Giuseppe Conte contro Rutte: "Il mio paese ha una dignità". La verità che Palazzo Chigi non vuol fare filtrare: si è già arresto
"Il mio Paese ha una sua dignità". I retroscena dello scontro tra Giuseppe Conte e Mark Rutte a Bruxelles riportano tutti, con enfasi, questo passaggio. Il premier italiano ha accusato frontalmente il collega olandese, il capofila dei paesi "frugali" che vuole ridurre la somma degli aiuti a fondo perduto del Recovery fund e introdurre il potere di veto per poter bloccare l'erogazione di quei miliardi (ai Paesi "furbetti" del Sud, ovviamente): "Tu forse sarai eroe in Patria per qualche giorno ma dopo qualche settimana sarai chiamato a rispondere pubblicamente per avere compromesso una risposta adeguata". Quindi il riferimento alla "anti-italianità" del leader liberale: "Sembra quasi che si voglia piegare il braccio a un Paese affinché non possa usare quei soldi, facendo controllare al Consiglio ogni singola fase dell'attuazione.

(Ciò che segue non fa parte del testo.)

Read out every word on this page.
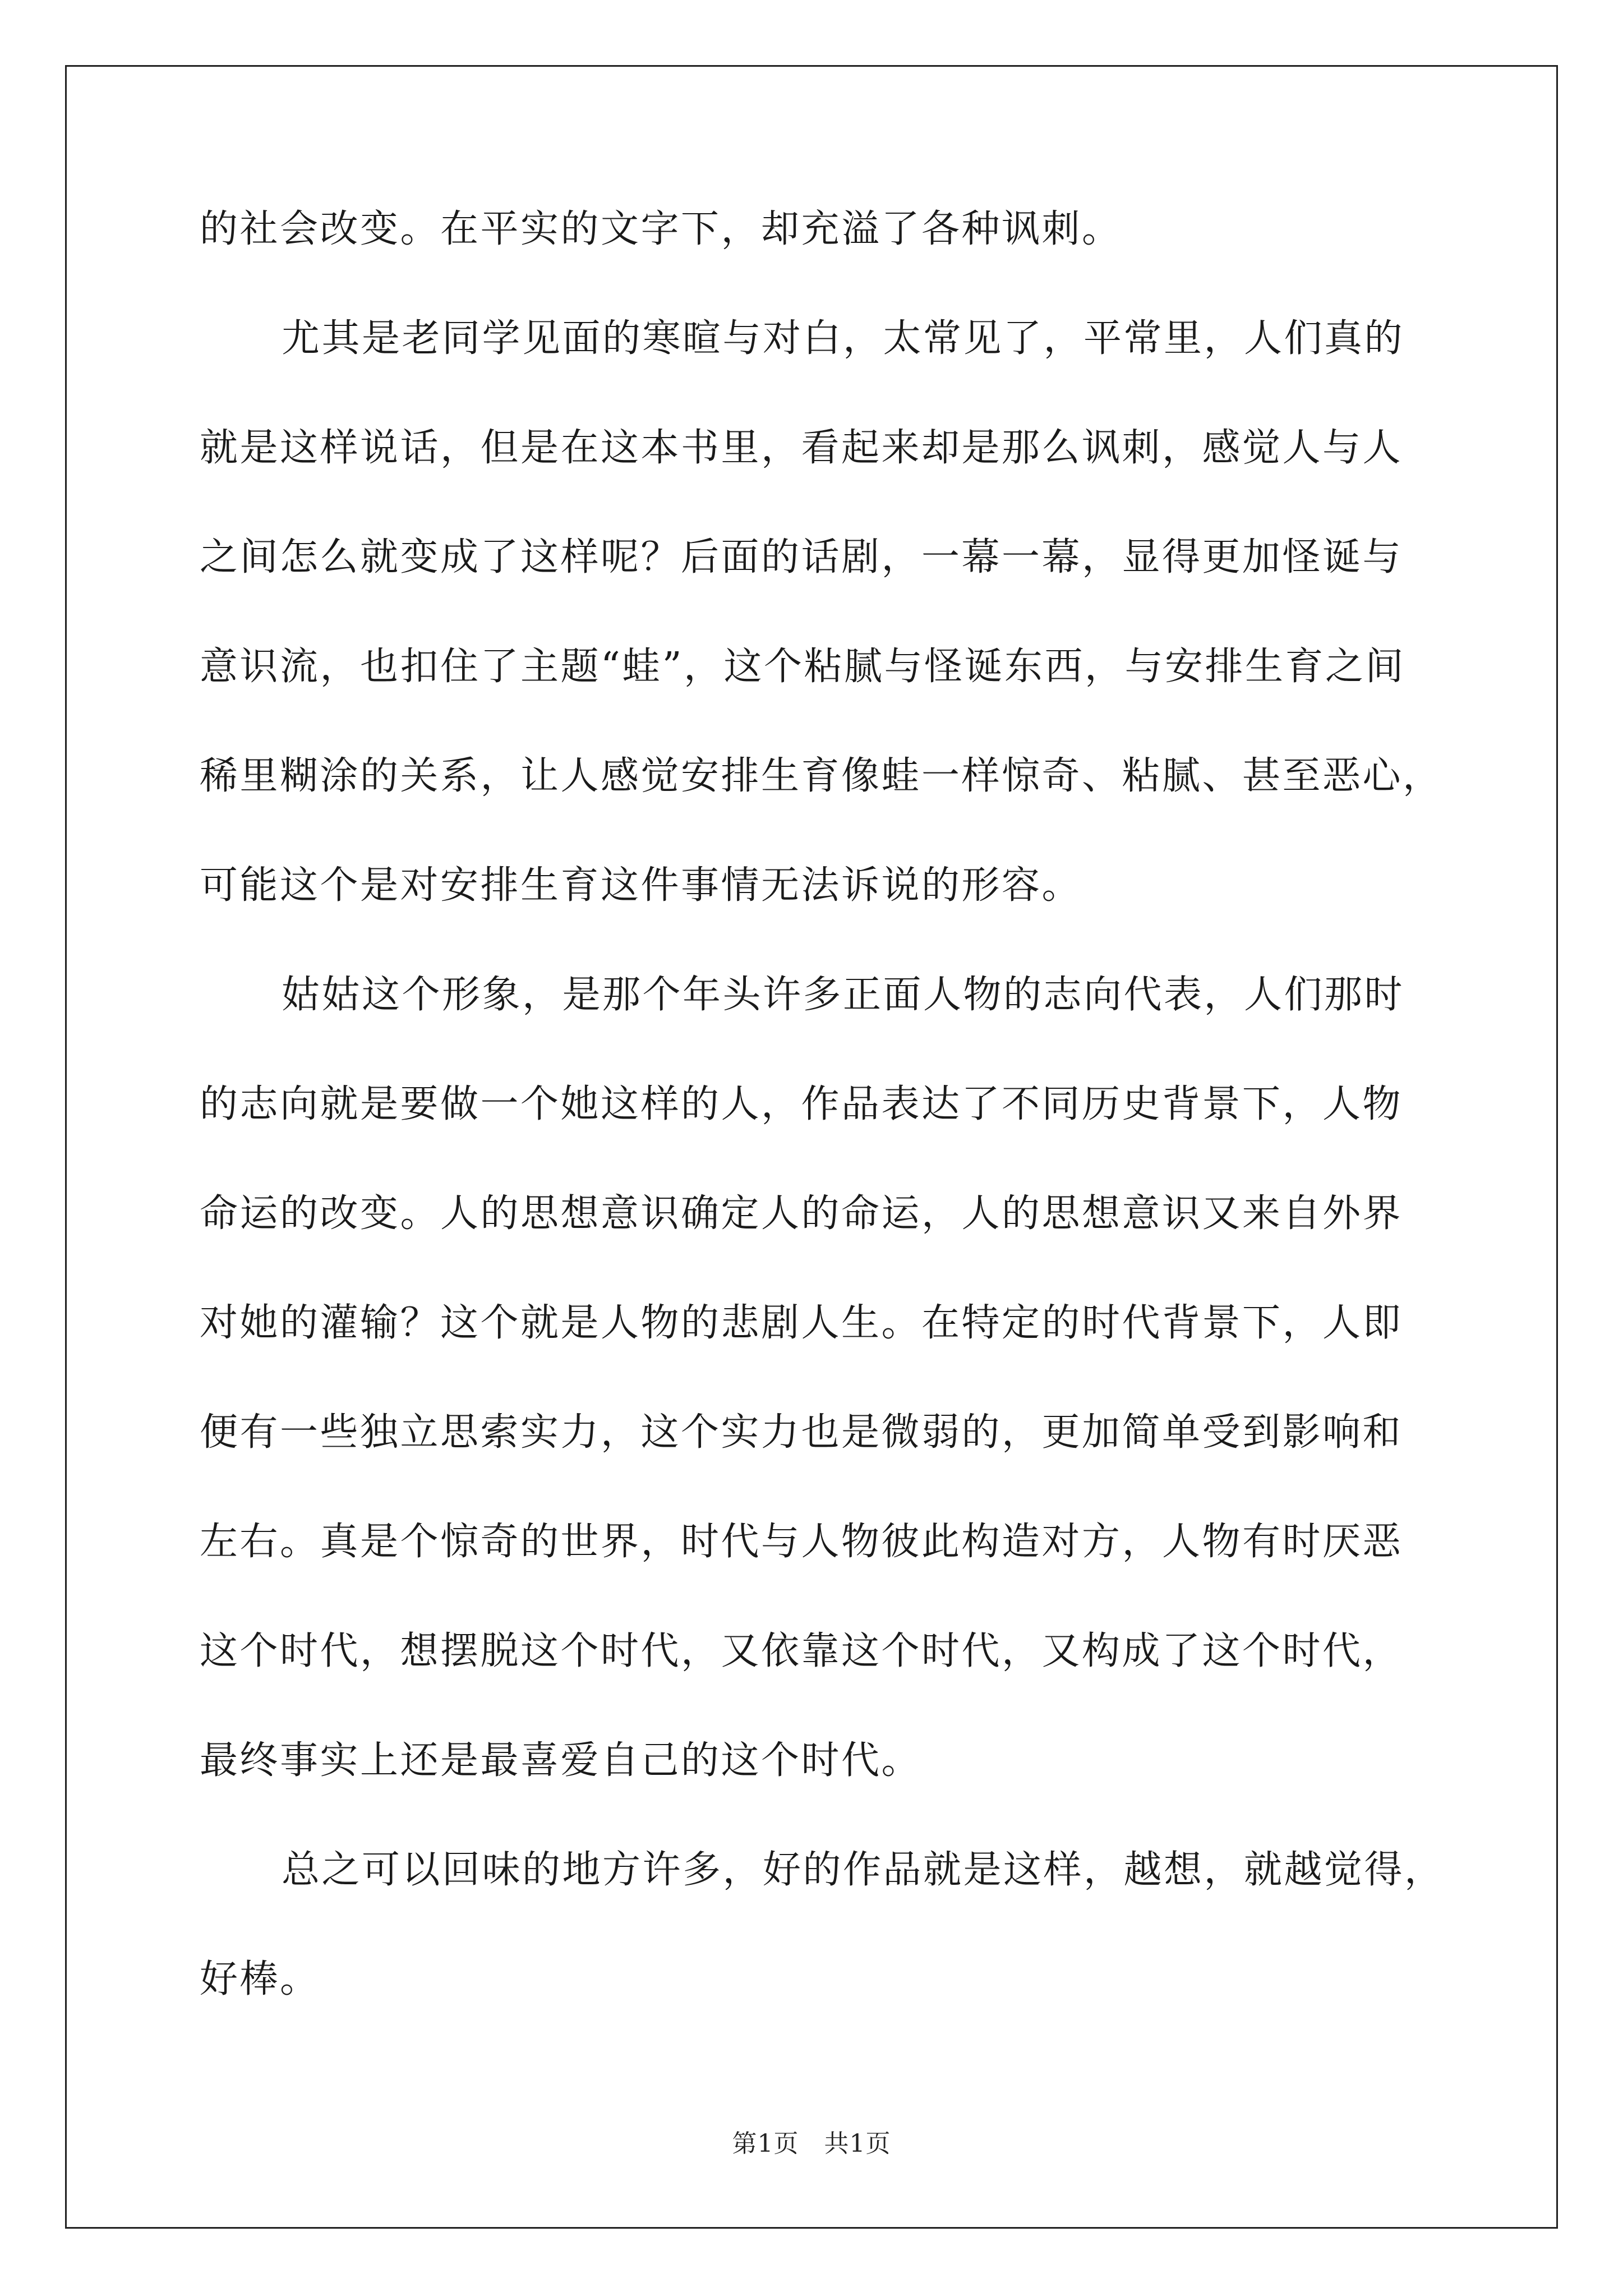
的社会改变。在平实的文字下，却充溢了各种讽刺。

尤其是老同学见面的寒暄与对白，太常见了，平常里，人们真的
就是这样说话，但是在这本书里，看起来却是那么讽刺，感觉人与人
之间怎么就变成了这样呢？后面的话剧，一幕一幕，显得更加怪诞与
意识流，也扣住了主题“蛙”，这个粘腻与怪诞东西，与安排生育之间
稀里糊涂的关系，让人感觉安排生育像蛙一样惊奇、粘腻、甚至恶心，
可能这个是对安排生育这件事情无法诉说的形容。

姑姑这个形象，是那个年头许多正面人物的志向代表，人们那时
的志向就是要做一个她这样的人，作品表达了不同历史背景下，人物
命运的改变。人的思想意识确定人的命运，人的思想意识又来自外界
对她的灌输？这个就是人物的悲剧人生。在特定的时代背景下，人即
便有一些独立思索实力，这个实力也是微弱的，更加简单受到影响和
左右。真是个惊奇的世界，时代与人物彼此构造对方，人物有时厌恶
这个时代，想摆脱这个时代，又依靠这个时代，又构成了这个时代，
最终事实上还是最喜爱自己的这个时代。

总之可以回味的地方许多，好的作品就是这样，越想，就越觉得，
好棒。

第1页　共1页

Questi ostacoli umiliano la commissione oltre che i Paesi". Conte ha fatto la faccia truce: "Il mio Paese ha una sua dignità, c'è un limite che non va superato Si stanno usando delle astuzie per mettere in difficoltà i Paesi e questo non è giusto".
Tutto molto bello, con titoloni garantiti. Ma a spulciare gli stessi retroscena, emerge un'altra verità: Conte è disposto a tutto pur di chiudere, e di fatto il suo capo è già abbassato. Non sul diritto di veto, certo, su cui d'altronde ha l'appoggio di tutto il resto dei Paesi membri dell'Unione. Ma sulla partita "grossa", quella dei soldi, di fatto è già bandiera bianca. La linea era stata definita: "Sui 750 miliardi non ci smuoviamo". E invece saranno meno, e sicuramente saranni di più i soldi in prestito e di meno quelli a fondo perduto. Questo, nei titoloni, Palazzo Chigi non lo fa filtrare.